Mas a ignorância (e por aqui me fico, descartando eu a hipótese da existência de má-fé) manifestada por esses “planeadores” e por aqueles que executaram o plano – a PSP não poderia ter feito o que fez sem a cobertura do Ministério Público (e duvido muito que não tivessem também o apoio político do governo, incluindo o primeiro-ministro – de facto, a postura deste último quando confrontado com as críticas que foram sendo feitas é, a meu ver, muito esclarecedora), esperando eu que nenhum juiz esteja envolvido nesta perigosa trama – não se fica só pela História.

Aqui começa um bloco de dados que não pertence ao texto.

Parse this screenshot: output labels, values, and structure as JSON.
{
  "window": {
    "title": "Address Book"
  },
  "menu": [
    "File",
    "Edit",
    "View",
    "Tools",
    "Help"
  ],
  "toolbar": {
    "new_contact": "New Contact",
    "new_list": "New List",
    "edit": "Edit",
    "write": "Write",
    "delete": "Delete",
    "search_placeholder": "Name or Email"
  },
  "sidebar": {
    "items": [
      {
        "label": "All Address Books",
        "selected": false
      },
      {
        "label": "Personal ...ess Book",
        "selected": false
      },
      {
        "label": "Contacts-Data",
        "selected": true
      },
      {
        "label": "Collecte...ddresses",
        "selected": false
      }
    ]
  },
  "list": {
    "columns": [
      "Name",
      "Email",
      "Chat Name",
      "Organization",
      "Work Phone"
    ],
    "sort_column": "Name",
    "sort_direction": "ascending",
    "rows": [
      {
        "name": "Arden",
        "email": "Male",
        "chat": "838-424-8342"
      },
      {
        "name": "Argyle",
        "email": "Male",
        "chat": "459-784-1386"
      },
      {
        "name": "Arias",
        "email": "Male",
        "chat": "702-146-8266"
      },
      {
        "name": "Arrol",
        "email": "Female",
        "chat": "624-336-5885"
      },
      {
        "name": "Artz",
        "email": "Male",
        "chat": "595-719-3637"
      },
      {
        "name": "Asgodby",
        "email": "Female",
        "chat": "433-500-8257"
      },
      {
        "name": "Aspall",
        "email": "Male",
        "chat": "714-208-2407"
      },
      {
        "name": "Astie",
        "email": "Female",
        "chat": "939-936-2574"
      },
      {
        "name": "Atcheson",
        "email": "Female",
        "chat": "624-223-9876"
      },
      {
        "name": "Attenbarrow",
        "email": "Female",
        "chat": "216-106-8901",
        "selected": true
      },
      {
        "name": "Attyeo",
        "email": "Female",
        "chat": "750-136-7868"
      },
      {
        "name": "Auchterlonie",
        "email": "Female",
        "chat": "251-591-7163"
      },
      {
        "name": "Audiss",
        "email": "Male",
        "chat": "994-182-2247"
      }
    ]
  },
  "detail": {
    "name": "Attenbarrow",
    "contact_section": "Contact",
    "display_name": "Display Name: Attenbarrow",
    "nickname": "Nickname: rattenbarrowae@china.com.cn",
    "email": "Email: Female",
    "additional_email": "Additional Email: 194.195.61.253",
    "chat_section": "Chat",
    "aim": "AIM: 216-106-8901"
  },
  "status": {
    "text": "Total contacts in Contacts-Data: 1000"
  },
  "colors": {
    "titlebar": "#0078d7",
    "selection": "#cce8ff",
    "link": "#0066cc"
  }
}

Efectivamente e muito provavelmente, nenhuma dessas pessoas, nenhuma mesmo, ouviu alguma vez falar de uma lei da Física chamada a Terceira Lei Newton (e as leis da Natureza, ao contrário da legislação produzida pelos seres humanos, não variam com os humores e os níveis de consciência das pessoas), que afirma que “para todas as forças de ação, surgem forças de reacção com intensidades iguais, mas sentidos opostos”.

Ou seja, desta acção policial, totalmente desproporcionada e não equitativa face às concretas condutas praticadas no dia 19 de dezembro pelas vítimas desse atropelo aos mais fundamentais direitos humanos consagrados Declaração Universal dos Direitos Humanos, e também na Constituição da República Portuguesa e na Lei Ordinária do país, só pode resultar o reforço da influência daqueles que consideram (e agem em conformidade com essa convicção pessoal) que é legitimo violar as leis em vigor no território nacional.

Em suma, completamente ao contrário do que está a ser propalado pelos “planeadores” e por aqueles que executaram o plano posto em marcha no dia 19 de dezembro em Lisboa, na zona do Martim Moniz, e mais concretamente na Rua do Benformoso, desta acção resultou, isso sim e em termos objectivos, um aumento da insegurança e do risco de ocorrência de novas práticas criminosas, perigos esses para a segurança dos cidadãos individuais, das empresas e do próprio Estado a que só uma forte, consistente, coerente, persistente e sistemática actividade das forças democráticas em defesa dos direitos humanos, da Democracia e do Estado de Direito poderá obviar.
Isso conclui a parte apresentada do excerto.